Todd Michel McComb - A short autobiography

Who am I? The question has many answers. I am editor, father, scholar, ... activist, maybe. I spent most of my young adult years working in a variety of careers, from physical labor to computers to finance to academic research, not in any particular order. As I creep into middle age, the material on this web site represents much of what I do, and as I leave aside some of my earlier restlessness, my daily life has changed little since 1993.

I take care of my three children, Egan (b.1993), Audra (b.1995), and Brynna (b.1997) while I work at home. Organizational work for the Medieval Music & Arts Foundation, especially editorial activity and business decisions, takes up an increasing amount of my time. However, even with the demands of my children, I manage to keep pace with my own research and creative work. Although much of my raw material is drawn from "historical music" I am fundamentally an author & aesthetic philosopher.

I was born in Ft. Wayne, Indiana, where my parents have always lived. Then I lived in New York for several years. In 1993, my wife I-Heng & I moved to California and the Silicon Valley area. She was raised here, and now teaches high school math & science at Monta Vista in Cupertino. She and the kids help me remain not as unapproachable as I might be if left to myself. I-Heng is a very knowledgeable person herself, from a family of scholars.

Because of my involvement in scientific research in the 1980s, I was able to use the Internet before it became known to the general public.
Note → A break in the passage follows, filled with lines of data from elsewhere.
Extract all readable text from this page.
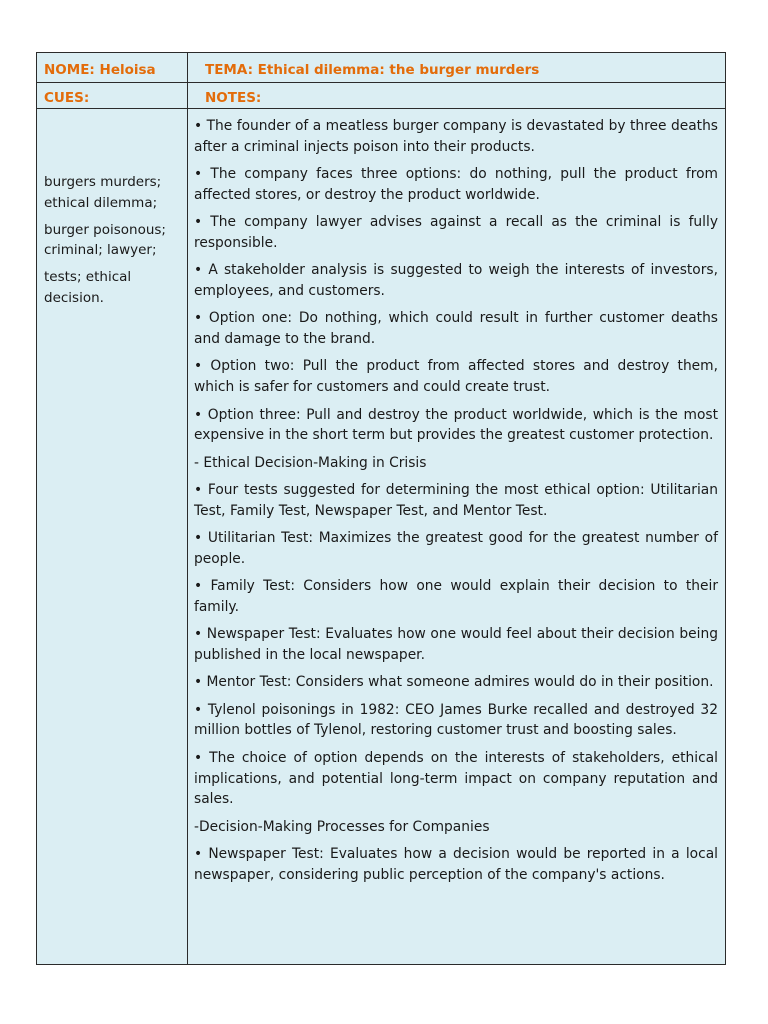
NOME: Heloisa	TEMA: Ethical dilemma: the burger murders
CUES:	NOTES:

burgers murders; ethical dilemma;

burger poisonous; criminal; lawyer;

tests; ethical decision.

• The founder of a meatless burger company is devastated by three deaths after a criminal injects poison into their products.

• The company faces three options: do nothing, pull the product from affected stores, or destroy the product worldwide.

• The company lawyer advises against a recall as the criminal is fully responsible.

• A stakeholder analysis is suggested to weigh the interests of investors, employees, and customers.

• Option one: Do nothing, which could result in further customer deaths and damage to the brand.

• Option two: Pull the product from affected stores and destroy them, which is safer for customers and could create trust.

• Option three: Pull and destroy the product worldwide, which is the most expensive in the short term but provides the greatest customer protection.

- Ethical Decision-Making in Crisis

• Four tests suggested for determining the most ethical option: Utilitarian Test, Family Test, Newspaper Test, and Mentor Test.

• Utilitarian Test: Maximizes the greatest good for the greatest number of people.

• Family Test: Considers how one would explain their decision to their family.

• Newspaper Test: Evaluates how one would feel about their decision being published in the local newspaper.

• Mentor Test: Considers what someone admires would do in their position.

• Tylenol poisonings in 1982: CEO James Burke recalled and destroyed 32 million bottles of Tylenol, restoring customer trust and boosting sales.

• The choice of option depends on the interests of stakeholders, ethical implications, and potential long-term impact on company reputation and sales.

-Decision-Making Processes for Companies

• Newspaper Test: Evaluates how a decision would be reported in a local newspaper, considering public perception of the company's actions.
Commercial activity was rather strictly forbidden at that time. This experience continues to color my view of the Internet, so I tend to be displeased with the various fads which arise, and especially with the greed that dominates the Internet today. I am, however, pleased that it can be a resource for the public.

Some people wonder why I am not a professor, or alternately wonder why I am not trying to become rich on the Internet. Some other people seem to grasp immediately why neither would appeal to me. I prefer to follow neither path, but rather to adopt the uneasy road between them, especially after having had concrete opportunities to do both. I am, one might say, afraid of comfort. Moreover, I continue to value physical labor, especially as it was fundamental to my upbringing. Perhaps that is the crux of my seemingly paradoxical decisions, since although I was widely hailed as a prodigy as a child, I was happiest hoeing corn or digging ditches.
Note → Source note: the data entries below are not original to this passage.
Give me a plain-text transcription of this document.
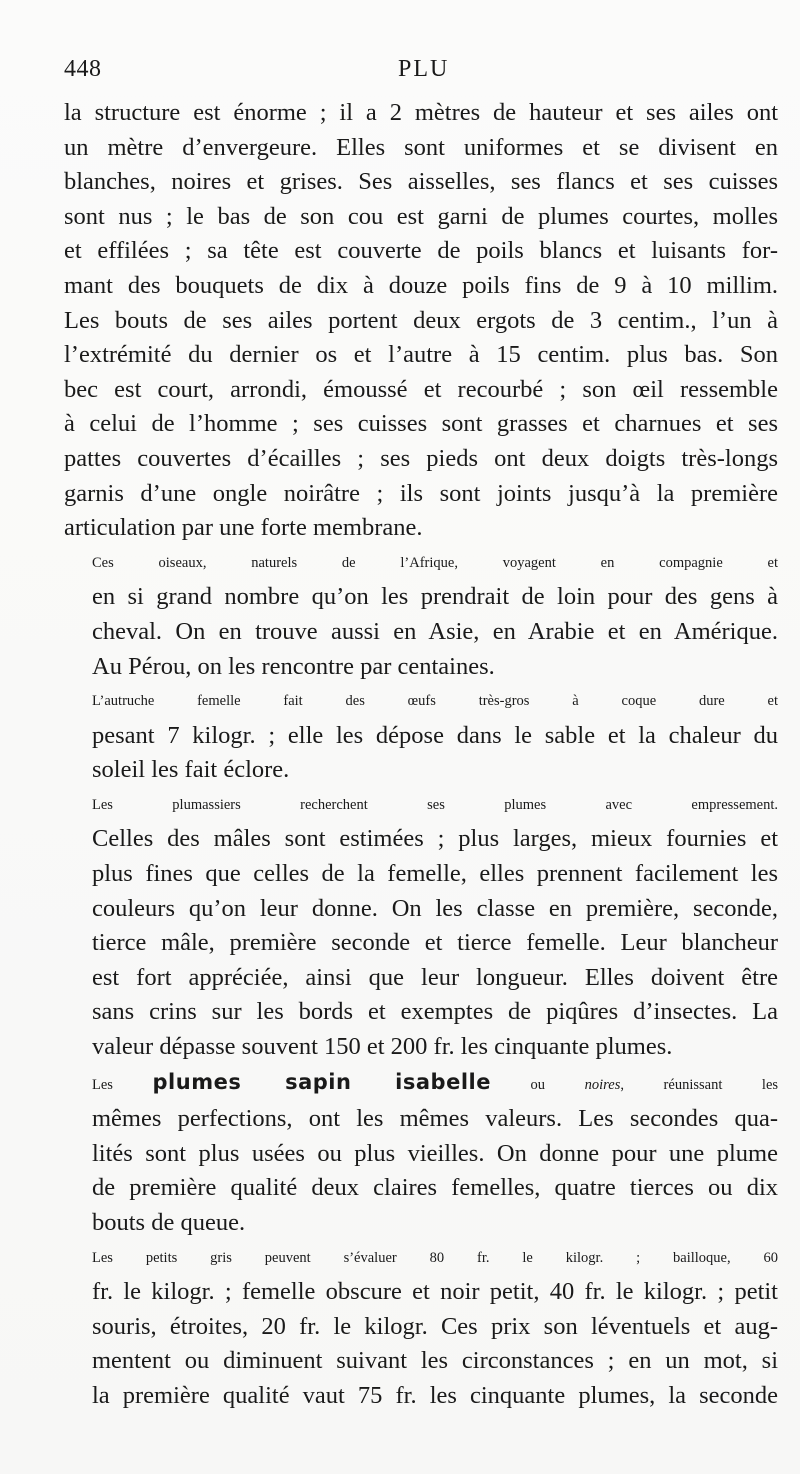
448	PLU

la structure est énorme ; il a 2 mètres de hauteur et ses ailes ont
un mètre d’envergeure. Elles sont uniformes et se divisent en
blanches, noires et grises. Ses aisselles, ses flancs et ses cuisses
sont nus ; le bas de son cou est garni de plumes courtes, molles
et effilées ; sa tête est couverte de poils blancs et luisants for-
mant des bouquets de dix à douze poils fins de 9 à 10 millim.
Les bouts de ses ailes portent deux ergots de 3 centim., l’un à
l’extrémité du dernier os et l’autre à 15 centim. plus bas. Son
bec est court, arrondi, émoussé et recourbé ; son œil ressemble
à celui de l’homme ; ses cuisses sont grasses et charnues et ses
pattes couvertes d’écailles ; ses pieds ont deux doigts très-longs
garnis d’une ongle noirâtre ; ils sont joints jusqu’à la première
articulation par une forte membrane.

Ces oiseaux, naturels de l’Afrique, voyagent en compagnie et
en si grand nombre qu’on les prendrait de loin pour des gens à
cheval. On en trouve aussi en Asie, en Arabie et en Amérique.
Au Pérou, on les rencontre par centaines.

L’autruche femelle fait des œufs très-gros à coque dure et
pesant 7 kilogr. ; elle les dépose dans le sable et la chaleur du
soleil les fait éclore.

Les plumassiers recherchent ses plumes avec empressement.
Celles des mâles sont estimées ; plus larges, mieux fournies et
plus fines que celles de la femelle, elles prennent facilement les
couleurs qu’on leur donne. On les classe en première, seconde,
tierce mâle, première seconde et tierce femelle. Leur blancheur
est fort appréciée, ainsi que leur longueur. Elles doivent être
sans crins sur les bords et exemptes de piqûres d’insectes. La
valeur dépasse souvent 150 et 200 fr. les cinquante plumes.

Les plumes sapin isabelle ou noires, réunissant les
mêmes perfections, ont les mêmes valeurs. Les secondes qua-
lités sont plus usées ou plus vieilles. On donne pour une plume
de première qualité deux claires femelles, quatre tierces ou dix
bouts de queue.

Les petits gris peuvent s’évaluer 80 fr. le kilogr. ; bailloque, 60
fr. le kilogr. ; femelle obscure et noir petit, 40 fr. le kilogr. ; petit
souris, étroites, 20 fr. le kilogr. Ces prix son léventuels et aug-
mentent ou diminuent suivant les circonstances ; en un mot, si
la première qualité vaut 75 fr. les cinquante plumes, la seconde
Today I try to live a simple life, even if most of my work is intellectual. I find compiling strictly factual information relaxing, so that activity combines nicely with my more abstract (and draining) aesthetic preoccupations. This entire discussion begs the question of whether the information here is factual at all. Further, what makes for credibility on the Internet? This is a fascinating question for me, one I have had ample opportunity to experience in various guises over the years, and one I will not answer in any satisfying way. There is a place for academic-style writing, certainly, and some items on this site fit that style. Others do not, some perhaps provocatively not.

Whereas I draw artistic inspiration from such figures as Borges, the conflation of fact & fiction which I view as fundamental to art does not take the same form. In other words, the factual-type information here is indeed factual, and I make every effort to correct any mistakes discovered. This is one nice thing about the Internet: Whereas paper texts inevitably contain errors simply due to human error, and although these may be noted in errata or corrected in revised editions, on the Internet I can change the original immediately. Of course, this discussion really does nothing to answer the interesting question: What is the nature of credibility? It simply cannot, except in an artificial way.


First version written in November 1994; completely rewritten, for no good reason, in July 2000.